Hm. J’étais tellement occupé à me sentir désolé et maintenant, voici qu’un gars du type porno bizarrement censuré me causait.

En fait, cette voix était plutôt ambiguë. Ça pourrait être un homme ou une femme. Allons-y avec la fille ! Ça rendra ce truc pixelisé un peu sexy, non ?

« Allô ? M’entends-tu ? »

Oh. Ouais. Bien sûr. Bonjour, enchanté de te rencontrer.

« Excellent. Content de voir que tu es si poli. »

Je n’ai pas vraiment parlé à voix haute, mais il semblerait que mon ami ici présent ait très bien entendu mes pensées. Autant continuer à communiquer de cette façon.

« Wôw. Rien ne t’étonne, n’est-ce pas ? »

Ce n’est pas du tout vrai.

« Ehehehe.
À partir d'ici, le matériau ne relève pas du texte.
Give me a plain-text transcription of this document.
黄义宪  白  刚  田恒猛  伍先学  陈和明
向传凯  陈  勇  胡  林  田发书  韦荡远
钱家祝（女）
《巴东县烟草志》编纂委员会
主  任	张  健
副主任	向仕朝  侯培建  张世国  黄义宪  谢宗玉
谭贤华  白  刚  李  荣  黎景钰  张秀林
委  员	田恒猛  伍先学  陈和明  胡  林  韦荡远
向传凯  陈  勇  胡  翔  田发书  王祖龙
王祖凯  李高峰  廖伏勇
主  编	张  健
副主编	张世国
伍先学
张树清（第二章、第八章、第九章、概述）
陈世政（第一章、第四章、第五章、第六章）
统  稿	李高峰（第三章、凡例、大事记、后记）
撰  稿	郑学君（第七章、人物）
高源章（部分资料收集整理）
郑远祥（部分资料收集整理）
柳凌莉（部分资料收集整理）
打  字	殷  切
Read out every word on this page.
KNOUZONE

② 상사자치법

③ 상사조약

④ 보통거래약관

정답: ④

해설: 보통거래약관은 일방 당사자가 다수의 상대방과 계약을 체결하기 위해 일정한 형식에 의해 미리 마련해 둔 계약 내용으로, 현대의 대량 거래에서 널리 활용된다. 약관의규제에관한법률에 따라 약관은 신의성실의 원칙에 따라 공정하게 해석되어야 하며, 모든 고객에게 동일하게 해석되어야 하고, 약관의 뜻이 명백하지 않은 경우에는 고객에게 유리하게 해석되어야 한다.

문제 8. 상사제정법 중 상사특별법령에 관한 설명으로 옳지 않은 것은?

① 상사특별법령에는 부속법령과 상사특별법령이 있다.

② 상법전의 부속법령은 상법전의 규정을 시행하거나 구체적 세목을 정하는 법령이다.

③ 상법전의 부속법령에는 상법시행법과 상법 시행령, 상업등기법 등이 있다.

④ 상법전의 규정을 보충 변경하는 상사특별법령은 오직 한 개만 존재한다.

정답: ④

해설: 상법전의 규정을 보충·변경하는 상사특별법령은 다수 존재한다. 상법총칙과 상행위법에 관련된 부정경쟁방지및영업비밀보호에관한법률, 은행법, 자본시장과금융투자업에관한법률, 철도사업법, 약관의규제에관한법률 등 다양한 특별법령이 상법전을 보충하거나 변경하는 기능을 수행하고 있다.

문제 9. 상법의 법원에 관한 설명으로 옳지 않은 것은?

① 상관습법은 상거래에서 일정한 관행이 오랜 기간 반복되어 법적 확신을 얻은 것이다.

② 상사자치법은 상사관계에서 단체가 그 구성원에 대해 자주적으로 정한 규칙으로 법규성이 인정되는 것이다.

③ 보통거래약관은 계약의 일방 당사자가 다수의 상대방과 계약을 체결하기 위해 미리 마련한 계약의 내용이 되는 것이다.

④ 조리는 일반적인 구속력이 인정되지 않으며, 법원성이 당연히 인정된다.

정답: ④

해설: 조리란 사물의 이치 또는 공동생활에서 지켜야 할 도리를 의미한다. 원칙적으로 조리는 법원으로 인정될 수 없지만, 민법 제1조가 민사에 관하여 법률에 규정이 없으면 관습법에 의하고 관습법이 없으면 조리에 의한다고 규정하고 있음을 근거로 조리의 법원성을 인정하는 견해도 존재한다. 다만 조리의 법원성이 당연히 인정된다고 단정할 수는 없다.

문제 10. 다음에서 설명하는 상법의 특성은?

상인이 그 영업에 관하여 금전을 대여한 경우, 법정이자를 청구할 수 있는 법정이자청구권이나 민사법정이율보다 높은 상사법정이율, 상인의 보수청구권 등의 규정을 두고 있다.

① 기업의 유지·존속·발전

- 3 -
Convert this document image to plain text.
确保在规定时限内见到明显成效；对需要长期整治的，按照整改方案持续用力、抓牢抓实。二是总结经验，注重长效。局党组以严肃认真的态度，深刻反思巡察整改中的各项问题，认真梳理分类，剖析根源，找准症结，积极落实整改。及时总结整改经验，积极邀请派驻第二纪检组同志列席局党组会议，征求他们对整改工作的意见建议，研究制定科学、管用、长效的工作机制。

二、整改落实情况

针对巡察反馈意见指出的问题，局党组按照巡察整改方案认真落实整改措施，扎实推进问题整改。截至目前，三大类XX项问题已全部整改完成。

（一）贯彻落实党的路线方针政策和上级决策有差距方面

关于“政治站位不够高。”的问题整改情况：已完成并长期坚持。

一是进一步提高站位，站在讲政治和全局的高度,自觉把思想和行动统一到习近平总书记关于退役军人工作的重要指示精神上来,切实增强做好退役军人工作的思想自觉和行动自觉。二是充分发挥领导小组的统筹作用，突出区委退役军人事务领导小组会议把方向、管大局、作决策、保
Ne sois pas si modeste ! »

Passons à autre chose. Tu es… qui ou quoi, exactement ?

« Ne le vois-tu pas par toi-même ? »

Je ne vois pas grand-chose avec cette mosaïque. Euh, es-tu le puissant Sperman ou quelque chose comme ça ?

« Le puissant Sperman ? C’est qui, lui ? Est-ce qu’il me ressemble ? »

Oh, totalement. C’est un tas de pixels flous, tout comme toi.

« Hmm. Donc il y a aussi quelqu’un comme moi dans ton monde… »

Eh bien, non. Pas vraiment.

« Quoi ? OK, passons à autre chose. Je suis un Dieu. L’Homme-Dieu, pour être précis. »

Uh-huh. L’Homme-Dieu. C’est vrai.

« Je dois dire que tu n’as pas l’air très impressionné. »

J’étais en train de me demander pourquoi un Dieu perdrait son temps à discuter avec moi. Mais de toute façon, est-ce que ton arrivée n’est pas un peu trop tardive ? Dieu est censé faire son apparition au premier chapitre, non ?

« Le premier chapitre… ? Qu’est-ce que tu veux dire ? »

Peu importe, ce n’est rien. S’il te plaît, vas-y.

« D’accord. Bref, ça fait un moment que je te surveille. Tu as vécu une vie intéressante ! »

C’est toujours amusant de jeter un coup d’œil, n’est-ce pas ?

« Oh, ça a été une joie. Et c’est pourquoi j’ai décidé de prendre soin de toi. »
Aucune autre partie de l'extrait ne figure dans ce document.